Уроженец Англии Вилли Финч, очень культурный и одаренный художник, отличался от своих бельгийских друзей по "Группе двадцати" тем, что некоторое время регулярно применял крупные точки, положенные на расстоянии друг от друга так, чтобы между ними был виден белый грунт. (Сёра же обычно писал на холстах, предварительно покрытых краской, положенной широкими мазками, что давало возможность располагать точки более свободно без того, чтобы была видна белая основа холста.) Что же касается Жоржа Леммена, третьего неоимпрессиониста в "Группе двадцати", то он был менее склонен к самостоятельным экспериментам и, подобно Максимилиану Люсу, очень свободно пользовался методом Сёра.

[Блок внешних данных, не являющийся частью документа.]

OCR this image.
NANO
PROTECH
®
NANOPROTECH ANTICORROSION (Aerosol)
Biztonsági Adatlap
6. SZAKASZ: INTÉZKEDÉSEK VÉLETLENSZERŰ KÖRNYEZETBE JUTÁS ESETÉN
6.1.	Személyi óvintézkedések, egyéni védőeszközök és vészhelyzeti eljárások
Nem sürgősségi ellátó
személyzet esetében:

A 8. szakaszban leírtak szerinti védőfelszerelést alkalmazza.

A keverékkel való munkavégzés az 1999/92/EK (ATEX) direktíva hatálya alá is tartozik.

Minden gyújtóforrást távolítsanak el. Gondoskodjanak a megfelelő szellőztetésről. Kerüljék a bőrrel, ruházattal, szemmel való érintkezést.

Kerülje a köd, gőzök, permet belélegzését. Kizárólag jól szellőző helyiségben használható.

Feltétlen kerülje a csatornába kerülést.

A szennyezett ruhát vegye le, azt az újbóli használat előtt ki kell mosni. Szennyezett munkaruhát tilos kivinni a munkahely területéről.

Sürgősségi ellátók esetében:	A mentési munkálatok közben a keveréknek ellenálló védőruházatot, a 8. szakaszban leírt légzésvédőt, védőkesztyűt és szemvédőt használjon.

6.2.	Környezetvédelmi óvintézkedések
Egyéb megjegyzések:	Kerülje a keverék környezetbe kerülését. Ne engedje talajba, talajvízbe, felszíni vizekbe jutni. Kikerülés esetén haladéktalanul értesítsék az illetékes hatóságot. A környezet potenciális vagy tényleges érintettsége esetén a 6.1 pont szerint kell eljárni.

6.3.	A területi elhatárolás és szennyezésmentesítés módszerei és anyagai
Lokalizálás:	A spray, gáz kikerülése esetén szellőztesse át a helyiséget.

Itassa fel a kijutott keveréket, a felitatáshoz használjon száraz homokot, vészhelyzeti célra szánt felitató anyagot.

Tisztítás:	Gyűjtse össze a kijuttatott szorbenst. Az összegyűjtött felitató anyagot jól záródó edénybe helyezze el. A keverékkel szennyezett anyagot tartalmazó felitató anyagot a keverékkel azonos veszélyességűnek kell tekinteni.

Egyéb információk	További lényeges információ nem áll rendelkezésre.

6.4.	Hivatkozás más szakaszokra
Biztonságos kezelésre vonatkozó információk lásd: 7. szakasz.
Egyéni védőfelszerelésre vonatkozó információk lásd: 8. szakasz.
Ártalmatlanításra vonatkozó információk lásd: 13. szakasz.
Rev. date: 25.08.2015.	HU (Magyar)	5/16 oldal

Вообще же не все члены группы твердо придерживались принципов Сёра. Например, тот же Люс никогда не мог полностью подчинить свой романтический темперамент строгим правилам дивизионизма. Он, должно быть, жаловался Кроссу на то, как трудно подчинять строгой дисциплине свои ощущения, так как последний писал ему: "В творчестве, наряду с интуицией, большое участие принимает сила воли, а силу воли можно почерпнуть только из точных знаний. Эта точность знаний захватывает меня. Я ищу ее в законах контраста цветов. Я не позволяю себе слишком много рассуждать и думаю, что это как раз то, в чем я больше всего нуждаюсь. Если вы одарены способностью чувствовать, как художник, способностью, которую критики называют поэтичностью,- я употребляю это слово в широком смысле,- никакие поиски, никакая работа над совершенствованием метода не заставят вас отказаться от впечатлений, которые вы получили". 68

В отношении же себя Кросс откровенно признавался: "Мои ощущения, как результат свойств моего художественного темперамента, нуждаются в грамматике, риторике и логике", но одновременно он прибавлял: "Я не люблю догматизма и считаю, что счастлив тот, кто нашел соответствующие его темпераменту средства выражения. "Будь тем, что ты есть", говорит Ницше". 69

Однако "метод" мешал не только Люсу. Он, видимо, начал подавляюще действовать и на Анри ван де Вельде, так как исключительная сосредоточенность, которой требовал метод Сёра, стоила художнику слишком большого нервного напряжения.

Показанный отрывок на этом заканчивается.